A related aspect to this is the use of resnet101 as the backbone of the generator. This network is composed of 5 blocks of 9, 69, 12 and 9 convolutional layers respectively. This architecture has proven to be “easier” to train than very deep networks since, as it is residual, it has shortcuts to skip layers (this avoids some problems such as the vanishing gradient) but at the same time it achieves very good levels of performance in tasks such as picture classification.
The ingenious thing about the training is that instead of training as an ordinary GAN, the generator is first trained in a conventional way.

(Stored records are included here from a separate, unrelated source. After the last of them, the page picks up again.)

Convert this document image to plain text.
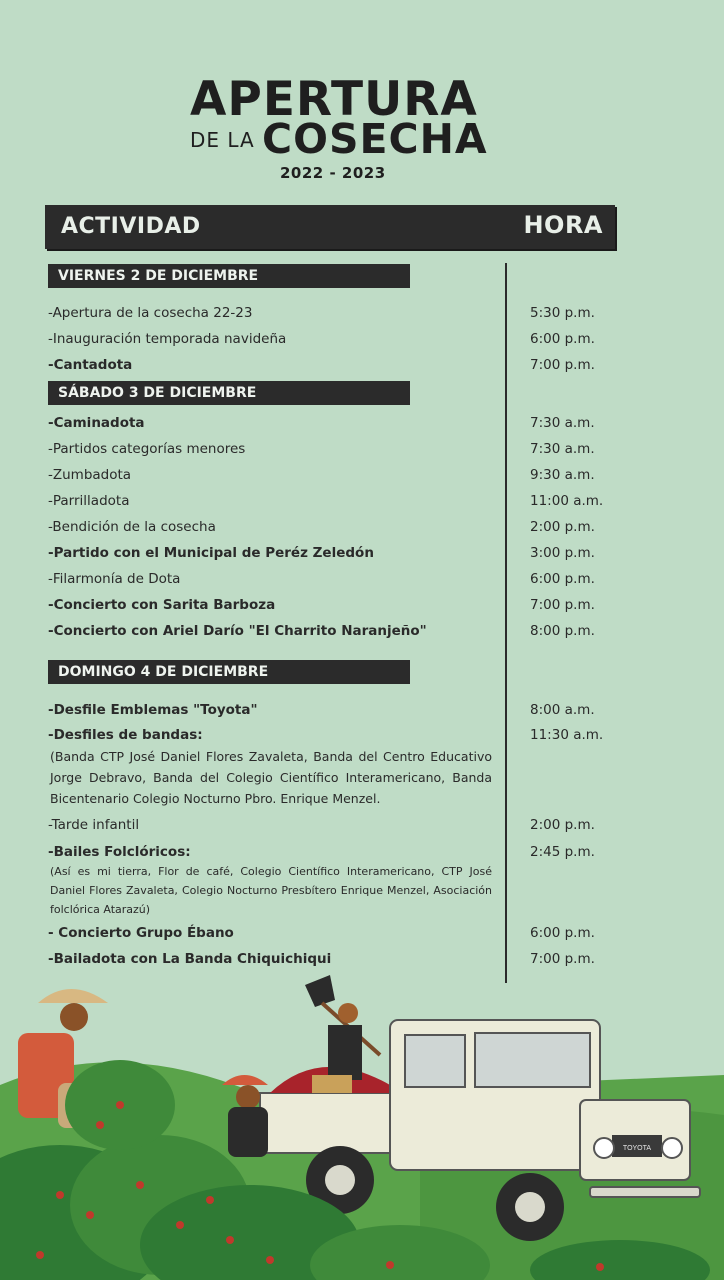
APERTURA
DE LA COSECHA
2022 - 2023
ACTIVIDAD	HORA
VIERNES 2 DE DICIEMBRE
-Apertura de la cosecha 22-23	5:30 p.m.
-Inauguración temporada navideña	6:00 p.m.
-Cantadota	7:00 p.m.
SÁBADO 3 DE DICIEMBRE
-Caminadota	7:30 a.m.
-Partidos categorías menores	7:30 a.m.
-Zumbadota	9:30 a.m.
-Parrilladota	11:00 a.m.
-Bendición de la cosecha	2:00 p.m.
-Partido con el Municipal de Peréz Zeledón	3:00 p.m.
-Filarmonía de Dota	6:00 p.m.
-Concierto con Sarita Barboza	7:00 p.m.
-Concierto con Ariel Darío "El Charrito Naranjeño"	8:00 p.m.
DOMINGO 4 DE DICIEMBRE
-Desfile Emblemas "Toyota"	8:00 a.m.
-Desfiles de bandas:	11:30 a.m.
(Banda CTP José Daniel Flores Zavaleta, Banda del Centro Educativo Jorge Debravo, Banda del Colegio Científico Interamericano, Banda Bicentenario Colegio Nocturno Pbro. Enrique Menzel.
-Tarde infantil	2:00 p.m.
-Bailes Folclóricos:	2:45 p.m.
(Así es mi tierra, Flor de café, Colegio Científico Interamericano, CTP José Daniel Flores Zavaleta, Colegio Nocturno Presbítero Enrique Menzel, Asociación folclórica Atarazú)
- Concierto Grupo Ébano	6:00 p.m.
-Bailadota con La Banda Chiquichiqui	7:00 p.m.
TOYOTA
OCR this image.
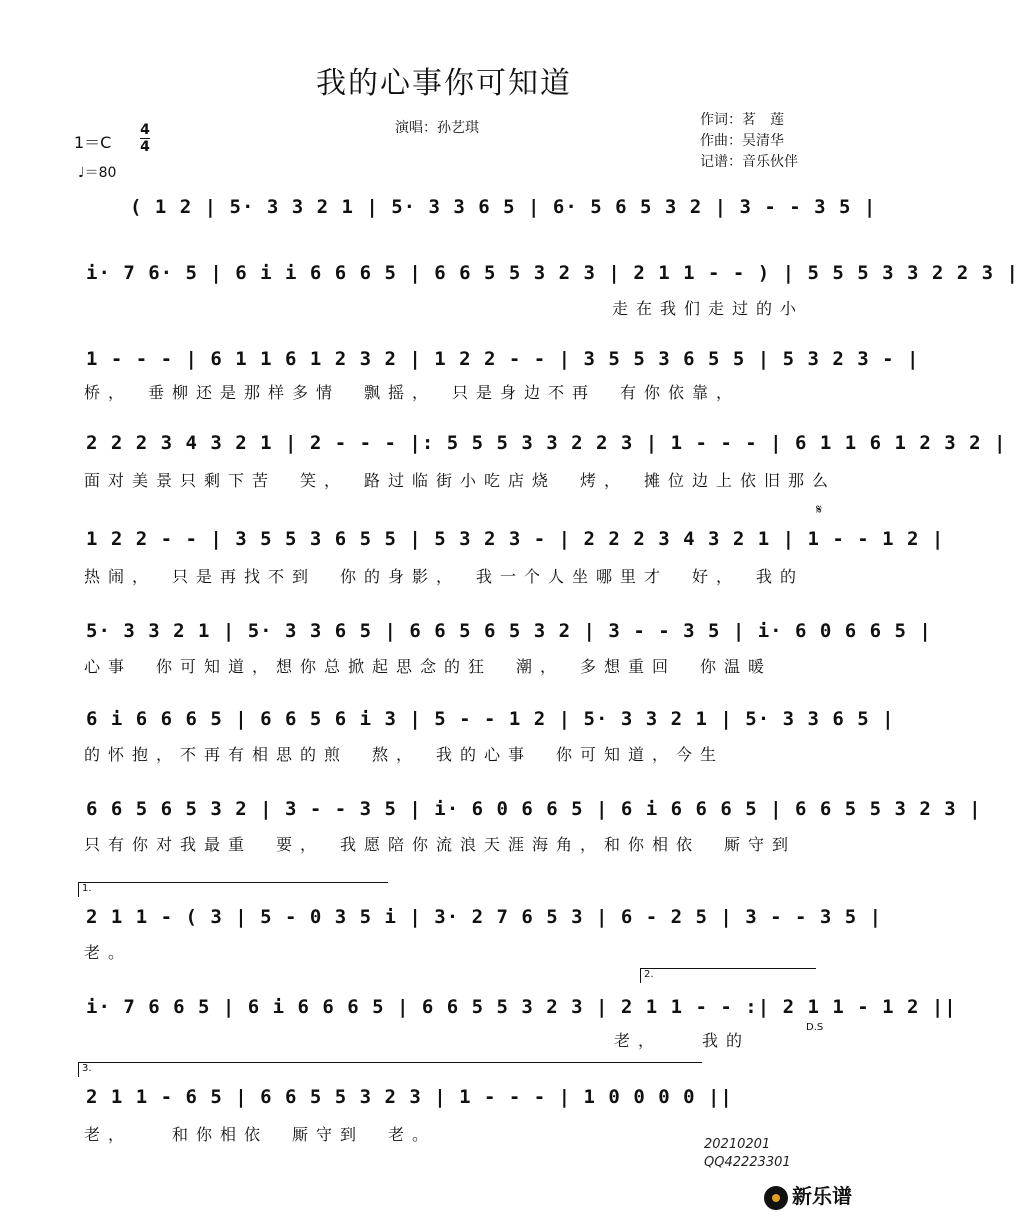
我的心事你可知道
1＝C
4
4
♩＝80
演唱：孙艺琪	作词：茗　莲
作曲：吴清华
记谱：音乐伙伴
( 1 2 | 5· 3 3 2 1 | 5· 3 3 6 5 | 6· 5 6 5 3 2 | 3 - - 3 5 |
i· 7 6· 5 | 6 i i 6 6 6 5 | 6 6 5 5 3 2 3 | 2 1 1 - - ) | 5 5 5 3 3 2 2 3 |
走在我们走过的小
1 - - - | 6 1 1 6 1 2 3 2 | 1 2 2 - - | 3 5 5 3 6 5 5 | 5 3 2 3 - |
桥，　垂柳还是那样多情　飘摇，　只是身边不再　有你依靠，
2 2 2 3 4 3 2 1 | 2 - - - |: 5 5 5 3 3 2 2 3 | 1 - - - | 6 1 1 6 1 2 3 2 |
面对美景只剩下苦　笑，　路过临街小吃店烧　烤，　摊位边上依旧那么
1 2 2 - - | 3 5 5 3 6 5 5 | 5 3 2 3 - | 2 2 2 3 4 3 2 1 | 1 - - 1 2 |
热闹，　只是再找不到　你的身影，　我一个人坐哪里才　好，　我的
5· 3 3 2 1 | 5· 3 3 6 5 | 6 6 5 6 5 3 2 | 3 - - 3 5 | i· 6 0 6 6 5 |
心事　你可知道，想你总掀起思念的狂　潮，　多想重回　你温暖
6 i 6 6 6 5 | 6 6 5 6 i 3 | 5 - - 1 2 | 5· 3 3 2 1 | 5· 3 3 6 5 |
的怀抱，不再有相思的煎　熬，　我的心事　你可知道，今生
6 6 5 6 5 3 2 | 3 - - 3 5 | i· 6 0 6 6 5 | 6 i 6 6 6 5 | 6 6 5 5 3 2 3 |
只有你对我最重　要，　我愿陪你流浪天涯海角，和你相依　厮守到
1.
2 1 1 - ( 3 | 5 - 0 3 5 i | 3· 2 7 6 5 3 | 6 - 2 5 | 3 - - 3 5 |
老。
2.
i· 7 6 6 5 | 6 i 6 6 6 5 | 6 6 5 5 3 2 3 | 2 1 1 - - :| 2 1 1 - 1 2 ||
　　　　　　　　　　　　　　　　　　　　　　老，　　我的
3.
2 1 1 - 6 5 | 6 6 5 5 3 2 3 | 1 - - - | 1 0 0 0 0 ||
老，　　和你相依　厮守到　老。
𝄋
D.S
20210201
QQ42223301
新乐谱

For this I provide you with color training images that are transformed to black and white. It uses a loss to adjust the weights so that they can generate color images from the black and white images.
The discriminator is then trained: it is fed with the images generated by the generator and real images and is trained as a run-of-the-mill binary classifier.
Finally (with between 1 and 3% of the dataset images) the generator and discriminator are trained together with a traditional GANs approach. This part of the training is very similar to a two-player minimax game: the generator tries to maximize the chance that the discriminator will make mistakes, and the discriminator tries to minimize its error. The final model, implemented in PyTorch, weighs about 900MB and although when the video quality is not very good the colors are a bit “washed out” it fulfills its purpose very well and when the videos are in black and white, but good quality they are impeccable.